Mazda rules out long-range Tesla rival: MX-30’s smaller battery and shorter range to feed future electric cars

Mazda has ruled out introducing electric cars with big battery packs, instead suggesting that smaller batteries were more C02 efficient over the life of the vehicle.

That’s the word out of Europe, where UK outlet AutoCar is has reported Mazda won’t be prioritising driving range in future EVs – including the incoming MX-30 – and will instead focus on whole-of-life efficiency.

Mazda Europe’s head of product development and engineering, Joachim Kunz, told the publication the brand had studied C02 emissions “from extraction to disposal”, and found bigger batteries were less efficient, owing to embedded C02 from their construction, than existing diesel technology.

The Mazda MX-30 is the brand’s first electric vehicle, but it raised some eyebrows when revealed at the Tokyo Motor Show last year with its 35 kWh battery pack that will deliver a real-word range of around 200kms. 

To put that into perspective, the Tesla Model 3 Long Range will deliver some 620km from its 75 kWh battery. 

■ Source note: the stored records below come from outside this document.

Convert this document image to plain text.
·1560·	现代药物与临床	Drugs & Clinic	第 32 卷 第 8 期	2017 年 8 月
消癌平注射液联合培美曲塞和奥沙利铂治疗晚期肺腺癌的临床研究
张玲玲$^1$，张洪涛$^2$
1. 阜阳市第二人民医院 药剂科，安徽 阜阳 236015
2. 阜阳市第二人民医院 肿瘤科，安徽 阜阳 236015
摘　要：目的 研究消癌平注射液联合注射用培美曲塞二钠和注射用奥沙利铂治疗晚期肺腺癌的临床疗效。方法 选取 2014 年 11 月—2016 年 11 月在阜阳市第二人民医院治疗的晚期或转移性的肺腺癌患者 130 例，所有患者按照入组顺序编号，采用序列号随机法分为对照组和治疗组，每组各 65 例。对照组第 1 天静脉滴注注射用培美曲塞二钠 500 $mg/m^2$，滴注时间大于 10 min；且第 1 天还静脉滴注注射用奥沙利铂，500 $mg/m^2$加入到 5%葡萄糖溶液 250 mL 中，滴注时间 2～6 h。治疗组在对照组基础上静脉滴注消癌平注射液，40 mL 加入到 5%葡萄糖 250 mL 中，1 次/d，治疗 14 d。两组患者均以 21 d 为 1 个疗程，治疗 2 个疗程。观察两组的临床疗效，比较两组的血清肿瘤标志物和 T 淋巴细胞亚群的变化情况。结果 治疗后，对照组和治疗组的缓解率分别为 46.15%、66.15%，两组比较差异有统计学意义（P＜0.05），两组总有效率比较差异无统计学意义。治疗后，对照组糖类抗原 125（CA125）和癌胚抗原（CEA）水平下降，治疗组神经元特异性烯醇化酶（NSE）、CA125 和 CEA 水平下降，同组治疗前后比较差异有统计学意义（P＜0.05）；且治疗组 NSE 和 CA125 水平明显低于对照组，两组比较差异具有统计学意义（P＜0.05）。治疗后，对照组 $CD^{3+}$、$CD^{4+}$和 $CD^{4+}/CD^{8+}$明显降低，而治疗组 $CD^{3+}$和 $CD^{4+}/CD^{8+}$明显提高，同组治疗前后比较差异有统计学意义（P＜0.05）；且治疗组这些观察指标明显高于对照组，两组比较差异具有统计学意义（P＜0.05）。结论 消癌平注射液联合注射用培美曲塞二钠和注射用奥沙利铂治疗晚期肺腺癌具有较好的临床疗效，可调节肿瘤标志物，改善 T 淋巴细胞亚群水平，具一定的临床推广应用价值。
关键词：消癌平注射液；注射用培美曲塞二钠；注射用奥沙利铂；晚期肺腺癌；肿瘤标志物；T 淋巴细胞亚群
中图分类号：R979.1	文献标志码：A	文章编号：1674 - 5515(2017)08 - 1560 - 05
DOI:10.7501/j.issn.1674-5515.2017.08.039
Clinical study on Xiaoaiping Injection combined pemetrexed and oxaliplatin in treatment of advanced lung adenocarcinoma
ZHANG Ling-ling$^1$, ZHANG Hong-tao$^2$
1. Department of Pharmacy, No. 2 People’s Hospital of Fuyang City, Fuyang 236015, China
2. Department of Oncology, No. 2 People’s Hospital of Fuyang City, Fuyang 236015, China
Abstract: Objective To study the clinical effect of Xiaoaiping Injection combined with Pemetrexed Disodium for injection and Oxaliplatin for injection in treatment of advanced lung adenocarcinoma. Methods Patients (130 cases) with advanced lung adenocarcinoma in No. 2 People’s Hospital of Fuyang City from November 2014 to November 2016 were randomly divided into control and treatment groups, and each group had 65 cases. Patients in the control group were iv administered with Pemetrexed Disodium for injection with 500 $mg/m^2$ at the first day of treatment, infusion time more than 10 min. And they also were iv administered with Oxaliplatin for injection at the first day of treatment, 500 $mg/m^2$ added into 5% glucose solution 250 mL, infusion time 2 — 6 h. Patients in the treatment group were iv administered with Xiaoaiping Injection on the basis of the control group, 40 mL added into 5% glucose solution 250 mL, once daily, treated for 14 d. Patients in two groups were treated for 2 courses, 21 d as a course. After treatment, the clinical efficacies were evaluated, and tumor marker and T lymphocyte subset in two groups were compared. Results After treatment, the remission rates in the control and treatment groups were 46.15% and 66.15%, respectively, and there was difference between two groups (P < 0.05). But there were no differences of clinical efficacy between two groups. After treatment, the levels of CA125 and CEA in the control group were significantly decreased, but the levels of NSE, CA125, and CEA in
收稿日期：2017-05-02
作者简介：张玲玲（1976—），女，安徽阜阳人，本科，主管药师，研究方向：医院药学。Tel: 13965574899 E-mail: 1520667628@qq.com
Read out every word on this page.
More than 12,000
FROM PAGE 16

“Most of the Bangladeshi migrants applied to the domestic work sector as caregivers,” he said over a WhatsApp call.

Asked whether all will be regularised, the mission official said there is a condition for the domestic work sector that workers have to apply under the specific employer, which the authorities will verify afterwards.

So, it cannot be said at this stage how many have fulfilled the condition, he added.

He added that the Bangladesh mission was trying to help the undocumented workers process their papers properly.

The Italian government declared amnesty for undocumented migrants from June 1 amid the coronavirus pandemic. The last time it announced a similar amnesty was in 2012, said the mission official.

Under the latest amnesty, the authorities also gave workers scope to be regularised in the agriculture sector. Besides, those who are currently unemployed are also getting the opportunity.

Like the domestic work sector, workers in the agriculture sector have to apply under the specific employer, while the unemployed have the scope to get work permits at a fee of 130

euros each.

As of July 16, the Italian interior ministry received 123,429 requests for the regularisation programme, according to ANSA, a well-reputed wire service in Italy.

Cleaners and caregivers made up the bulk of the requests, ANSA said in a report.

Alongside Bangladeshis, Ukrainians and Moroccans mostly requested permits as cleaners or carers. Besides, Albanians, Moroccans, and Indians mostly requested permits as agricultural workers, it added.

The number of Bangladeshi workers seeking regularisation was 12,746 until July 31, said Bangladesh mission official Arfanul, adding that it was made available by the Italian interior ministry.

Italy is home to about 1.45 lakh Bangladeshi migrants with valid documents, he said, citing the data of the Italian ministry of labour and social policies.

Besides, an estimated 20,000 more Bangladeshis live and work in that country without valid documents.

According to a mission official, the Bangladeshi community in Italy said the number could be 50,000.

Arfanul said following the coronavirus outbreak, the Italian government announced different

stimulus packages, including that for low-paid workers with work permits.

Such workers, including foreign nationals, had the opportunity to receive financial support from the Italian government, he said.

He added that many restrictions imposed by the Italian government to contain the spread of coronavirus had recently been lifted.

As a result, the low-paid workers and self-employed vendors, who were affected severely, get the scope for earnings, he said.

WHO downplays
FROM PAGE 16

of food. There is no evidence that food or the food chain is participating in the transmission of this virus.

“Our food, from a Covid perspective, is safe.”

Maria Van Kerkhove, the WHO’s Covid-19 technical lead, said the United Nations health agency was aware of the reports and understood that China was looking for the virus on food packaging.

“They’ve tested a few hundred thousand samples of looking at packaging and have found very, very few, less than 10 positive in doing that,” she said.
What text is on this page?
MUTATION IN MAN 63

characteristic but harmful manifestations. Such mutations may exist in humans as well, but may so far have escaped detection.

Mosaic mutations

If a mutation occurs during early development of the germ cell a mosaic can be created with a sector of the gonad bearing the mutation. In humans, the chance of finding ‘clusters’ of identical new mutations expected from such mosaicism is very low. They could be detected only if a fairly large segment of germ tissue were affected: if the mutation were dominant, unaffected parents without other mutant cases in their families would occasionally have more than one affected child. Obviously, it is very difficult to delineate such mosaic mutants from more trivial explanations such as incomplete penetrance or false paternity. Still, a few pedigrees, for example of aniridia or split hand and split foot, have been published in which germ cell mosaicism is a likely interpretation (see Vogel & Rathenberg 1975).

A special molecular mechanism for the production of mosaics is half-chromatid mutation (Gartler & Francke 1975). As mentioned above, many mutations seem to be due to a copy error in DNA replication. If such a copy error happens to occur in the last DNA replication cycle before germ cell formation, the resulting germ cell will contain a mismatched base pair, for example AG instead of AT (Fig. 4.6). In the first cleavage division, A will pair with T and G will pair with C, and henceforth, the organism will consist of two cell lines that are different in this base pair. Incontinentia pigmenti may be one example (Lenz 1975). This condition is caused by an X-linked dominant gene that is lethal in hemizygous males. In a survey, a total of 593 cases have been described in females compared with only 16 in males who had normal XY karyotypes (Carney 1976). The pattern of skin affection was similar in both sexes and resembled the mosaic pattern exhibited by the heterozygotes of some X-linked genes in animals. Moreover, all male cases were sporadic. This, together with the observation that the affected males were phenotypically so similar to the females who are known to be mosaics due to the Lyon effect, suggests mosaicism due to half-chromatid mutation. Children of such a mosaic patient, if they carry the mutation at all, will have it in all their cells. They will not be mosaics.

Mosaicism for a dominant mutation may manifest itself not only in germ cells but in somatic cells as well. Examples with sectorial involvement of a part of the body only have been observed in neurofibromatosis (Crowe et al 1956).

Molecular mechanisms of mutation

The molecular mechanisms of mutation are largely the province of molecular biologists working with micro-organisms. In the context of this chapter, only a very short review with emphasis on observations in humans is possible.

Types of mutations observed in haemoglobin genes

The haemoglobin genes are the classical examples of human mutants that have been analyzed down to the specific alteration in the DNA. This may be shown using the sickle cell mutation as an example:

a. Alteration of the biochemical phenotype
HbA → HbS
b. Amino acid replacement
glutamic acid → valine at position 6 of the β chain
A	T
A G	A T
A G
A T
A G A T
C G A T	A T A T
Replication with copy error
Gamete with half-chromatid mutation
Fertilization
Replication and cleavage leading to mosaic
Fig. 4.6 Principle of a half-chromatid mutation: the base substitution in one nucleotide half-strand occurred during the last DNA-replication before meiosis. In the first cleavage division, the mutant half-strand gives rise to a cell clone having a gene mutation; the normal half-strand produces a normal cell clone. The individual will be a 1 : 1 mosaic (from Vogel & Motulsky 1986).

Mazda points to average daily driving around the world (around 36km per day in Australia) in explaining its decision, with the MX-30 capable of travelling some 5.5 days, based on those averages, between recharges. 

Mazda has also pointed to its incoming rotary range extender technology as a solution for those who need to travel longer distances. Details on that technology remain thin on the ground for now, but the petrol-powered engine would never drive the wheels, but rather replenish the battery.

“We would like to implement it in countries that have a requirement for long-distance driving, which would mean that in terms of electrification technology, it would be a range extender or plug-in hybrid that’s the most valid solution (for Australia),” Mazda’s deputy general manager of vehicle development, Matsuhiro Tanaka, told CarsGuide.